You can use ad hoc queries to perform direct SQL queries on files in data stores without having to first create a data view, allowing you to explore and understand your data before creating an Analysis. Ad hoc queries should be used only when access is infrequent, and performance is not critical.
Configure a data store with ad hoc queries
Complete the following steps to configure a data store with ad hoc queries.
- Select the Pipelines menu at the top of the page.
- Click the menu button to the right of the data store and select Edit >Edit Stage.
- Select the Details tab.
- Make sure Allow Ad Hoc Queries is checked.
- Click Save.
Requirements for ad hoc queries
- The Ad Hoc Query setting is available and selectable for file based data stores only. For internal database data stores, the setting is selected by default and disabled.
- Ad hoc queries are allowed when the Record Delimiter is "New Line" or "Carriage Return New Line".
- For Internal S3 and External Default Data Stores on the cloud version of the product, the Ad Hoc Query setting is only available for Data Stores that were created in version 3.0 of the product or later.
- For Internal HDFS, External HDFS, and External Default Data Stores on the enterprise edition of the product, the Ad Hoc query setting is only supported if Apache Hive is configured.
- For Internal S3/HDFS and External Default Data Stores, ad hoc queries are not supported if any field names in the Data Store clash with one of the following reserved field names: file-id, work-id, month, date, year, version, datastore-name, devenv-id, owning-member-id.
- External, non-default Data Stores of type HDFS or S3 will allow you to specify partition fields that will be used to parition the data when performing ad hoc queries.
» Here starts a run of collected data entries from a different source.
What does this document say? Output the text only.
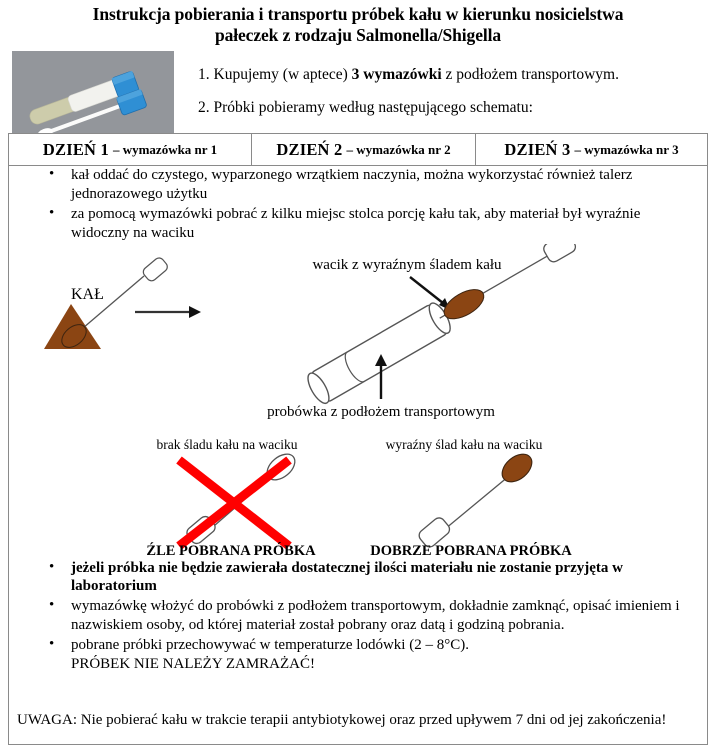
Instrukcja pobierania i transportu próbek kału w kierunku nosicielstwa
pałeczek z rodzaju Salmonella/Shigella

1. Kupujemy (w aptece) 3 wymazówki z podłożem transportowym.

2. Próbki pobieramy według następującego schematu:

DZIEŃ 1 – wymazówka nr 1	DZIEŃ 2 – wymazówka nr 2	DZIEŃ 3 – wymazówka nr 3
• kał oddać do czystego, wyparzonego wrzątkiem naczynia, można wykorzystać również talerz jednorazowego użytku
• za pomocą wymazówki pobrać z kilku miejsc stolca porcję kału tak, aby materiał był wyraźnie widoczny na waciku
wacik z wyraźnym śladem kału
KAŁ
probówka z podłożem transportowym
brak śladu kału na waciku	wyraźny ślad kału na waciku
ŹLE POBRANA PRÓBKA	DOBRZE POBRANA PRÓBKA
• jeżeli próbka nie będzie zawierała dostatecznej ilości materiału nie zostanie przyjęta w laboratorium
• wymazówkę włożyć do probówki z podłożem transportowym, dokładnie zamknąć, opisać imieniem i nazwiskiem osoby, od której materiał został pobrany oraz datą i godziną pobrania.
• pobrane próbki przechowywać w temperaturze lodówki (2 – 8°C).
PRÓBEK NIE NALEŻY ZAMRAŻAĆ!

UWAGA: Nie pobierać kału w trakcie terapii antybiotykowej oraz przed upływem 7 dni od jej zakończenia!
This parameter is available in the Data Store's Other tab.
- For External Data Stores using the Delimited layout, ad hoc queries are only supported if the record delimiter is Newline or Carriage Return Newline.
Improve ad hoc query performance
You can improve the performance of ad hoc queries by using the Cache Query Results option. When Cache Query Results is selected, duplicate queries use cached data. Cached data expires one hour after it is cached.
Depending on your data store settings, the Cache Query Results option might appear grayed out (disabled). If this is the case, the default setting cannot be changed.
By default, Cache Query Results is not selected for internal data stores if the Store Repository Type is Database. It is selected (and grayed out) for internal data stores if the Store Repository Type is S3 or HDFS. It is also selected (and grayed out) for external data stores if the Store Repository Type is S3, HDFS or Database, and for Default external data stores where the Layout Type supports ad hoc querying.
Cache Query Results is not selected (and grayed out) for all other data stores.